Let’s Stop Asking Kids What They Want to Be When They Grow Up
If you stop and think about it, it’s pretty amazing how early we start talking with children about their future career choices. Although we don’t really take the question seriously (and our kids are most likely just playing along) the tried-and-true kid conversation starter, “What do you want to be when you grow up?” is asked, often, to even our youngest children. By age 3 or 4, a lot of kids have even worked out a pat response.
(Photo Credit: AZAdam/Flickr)
But, are these kinds of questions influencing our kids’ future career choices? Let’s take a closer look and consider the messages we might be sending, without even knowing it. Here are some things to think about.
1. What message do we send when we ask kids what they want to be when they grow up?
Is there something a little funny about the fact that we start asking children about their future career aspirations just about the time we’ve decided their able to decide between pretzels or Cheerios as a snack choice? Probably! Sure, we ask the question lightly, without even thinking about it, and kids don’t seem to take the question too seriously anyway, but it still has an impact.
Consider the way we ask the question – “what do you want to BE…?” Without meaning to, we’re linking identity and value to career in a profound way when we ask this question. It’s just like adults asking each other, when they’ve first met, “What do you DO?” It says something about what we value as a society. And, when kids grow up in a culture that compulsively grills them along these lines from a very young age, they get the message too.
2. What message might they receive from other questions?

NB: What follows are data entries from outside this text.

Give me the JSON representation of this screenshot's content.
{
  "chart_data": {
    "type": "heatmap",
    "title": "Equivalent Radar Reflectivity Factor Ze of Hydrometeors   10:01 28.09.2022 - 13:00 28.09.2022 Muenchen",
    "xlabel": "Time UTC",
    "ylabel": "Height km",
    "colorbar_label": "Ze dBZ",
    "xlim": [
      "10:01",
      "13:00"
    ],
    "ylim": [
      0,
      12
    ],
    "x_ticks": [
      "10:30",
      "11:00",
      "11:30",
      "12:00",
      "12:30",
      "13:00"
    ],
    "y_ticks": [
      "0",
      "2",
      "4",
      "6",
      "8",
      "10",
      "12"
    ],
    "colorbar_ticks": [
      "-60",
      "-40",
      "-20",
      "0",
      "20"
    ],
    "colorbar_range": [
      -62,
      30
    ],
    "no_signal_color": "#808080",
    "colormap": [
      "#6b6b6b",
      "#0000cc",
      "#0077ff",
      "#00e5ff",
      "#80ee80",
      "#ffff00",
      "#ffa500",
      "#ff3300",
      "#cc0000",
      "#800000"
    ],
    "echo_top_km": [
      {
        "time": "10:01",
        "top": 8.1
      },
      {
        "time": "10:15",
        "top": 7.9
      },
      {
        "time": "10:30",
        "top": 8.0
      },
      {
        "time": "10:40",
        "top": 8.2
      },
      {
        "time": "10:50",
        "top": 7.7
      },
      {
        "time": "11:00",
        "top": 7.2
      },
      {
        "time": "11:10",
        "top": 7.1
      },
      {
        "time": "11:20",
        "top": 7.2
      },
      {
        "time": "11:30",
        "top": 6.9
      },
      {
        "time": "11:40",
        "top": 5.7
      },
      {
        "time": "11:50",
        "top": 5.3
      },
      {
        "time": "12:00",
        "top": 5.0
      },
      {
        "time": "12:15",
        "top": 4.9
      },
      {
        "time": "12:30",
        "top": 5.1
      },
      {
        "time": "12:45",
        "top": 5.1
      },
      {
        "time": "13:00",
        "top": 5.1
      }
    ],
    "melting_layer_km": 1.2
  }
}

It all seems harmless enough – so, what’s the big deal? Well, consider this: What messages might our kids receive if we asked other questions instead of this one? What if we asked, “What types of things do you love to do?” Or, “What interests you? What do you like to learn about?” Imagine how hearing these questions, instead of the standard, “What do you want to be when you grow up?” could change the focus. Now, the emphasis is on passion, on curiosity, on following your dreams….
We tell kids that they can do anything they want to do, that they should follow their dreams. But, are we emphasizing this when we ask how they imagine they’ll fill in the occupation line on their future 1040 forms? Maybe there is a better way to direct our kids toward their curiosities and their interests without burdening them with our culture of defining people by what they do.
3. Praise what you want to encourage.
Educators have been talking about emphasizing process over product for years. Understanding and practicing this method could make a big difference in the way we speak to our kids, and ultimately, in the messages they receive from us about themselves and the world.
Instead of praising our kids for the “Beautiful!” picture they just shared with us, we can try to praise aspects of their process that we want to encourage instead. “Wow! I am so proud of you for how long you focused on that drawing. You really put in a lot of effort!” Or, “I loved watching you work on that piece. You were so excited and engaged!” Kids can learn a lot more from praising the skills we want to see them develop than by rewarding them for a final product.
4. They learn more from what we do than what we say.
We can praise process over product all we want. We can try to drive home the idea that there is more to life, and people, than professions and careers. But, kids will learn a lot more from what we do, what we model, than what we say. So, if you’re super stressed about work, if you let your professional position define you, if you feel deep down that intrinsic worth is tied to salary – your kids are going to pick up on that.
So, try to be the change you want to see in the world. If you want your child to live a happy, curious, passionate life, be sure to do that yourself! Show them that it’s okay to forgive yourself when you make a mistake, or that family deserves one’s full attention at the end of the day. When you introduce an old friend to your child, don’t say, “this is my friend Bill from college. He’s a doctor!” Demonstrate that you value your friends and family members for their hearts and minds, not their job titles.
The work of raising children in today’s culture is trickier than ever, and we have to be conscious of the messages we give our kids about adulthood and careers. Let’s start by banning the age-old question, “What do you want to be when you grow up?” And start directing our kids’ attention toward another focus.